La renaissance du Ford Bronco
Le Ford Bronco revient. L’année modèle 2020 est la cible. Ford a présenté un concept au Salon international de l’auto de l’Amérique du Nord 2005 à Détroit. Les rumeurs couraient depuis des années. Les images officielles manquent toujours.
Christopher Mosco connaît l’histoire. Il était responsable marketing pour la refonte. Il dit que la réponse en 2005 a été formidable. Il y a toujours eu de l’intérêt chez Ford. Le Bronco occupe une place unique. C’est une marque forte.
L’équipe sait ce que signifiait le Bronco. C’était un produit de style de vie. C’était une chèvre de montagne 4×4. C’était une voiture de sport pour la terre. Les SUV en ont dérivé. Les acheteurs veulent récupérer les racines. Ils veulent la signification originale du nom.
Le nouveau Bronco a l’air carré. Il a une attitude agressive. Il a l’air moderne. Il respecte le passé. Qu’en est-il des performances ? Ford ne l’a pas dit. Les options de groupe motopropulseur sont inconnues.
La nostalgie va-t-elle vendre ?
Nous verrons quand ces voitures arriveront chez les concessionnaires. Le Chevrolet Blazer. Le Ford Bronco. Le Jeep Grand Wagoneer.
La culture automobile américaine a changé. Ces modèles ne sont plus ce qu’ils étaient. La nostalgie seule ne suffit peut-être pas. Il sera intéressant de voir si l’ingénierie moderne peut les sauver.
Qu’O.J. Facteur
Ford a dû s’adresser à O.J. Simpson. Tout le monde pense à la poursuite du Bronco blanc. Cela fait partie de l’héritage.

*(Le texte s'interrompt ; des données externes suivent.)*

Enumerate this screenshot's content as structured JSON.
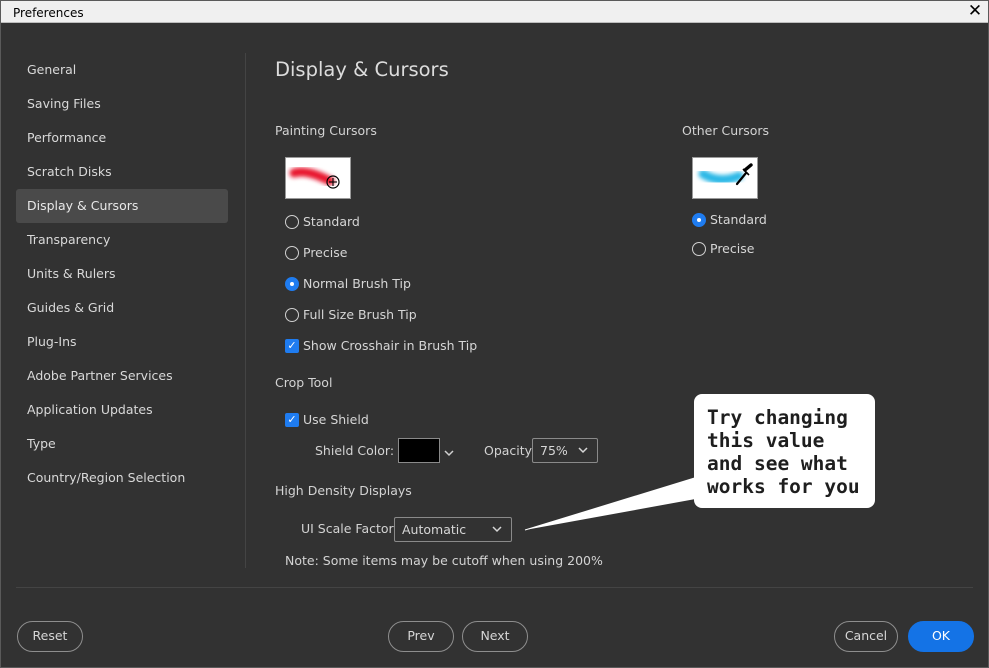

Mosco l’admet. “Selon les générations, vous avez raison, tout le monde pense à un certain Bronco blanc”, a-t-il déclaré.
Est-ce que cela nuit à la marque ? Pas vraiment. C’est juste la première chose à laquelle les gens pensent. Les nouveaux acheteurs ne connaissent peut-être pas l’histoire des passionnés. Ils connaissent juste la poursuite.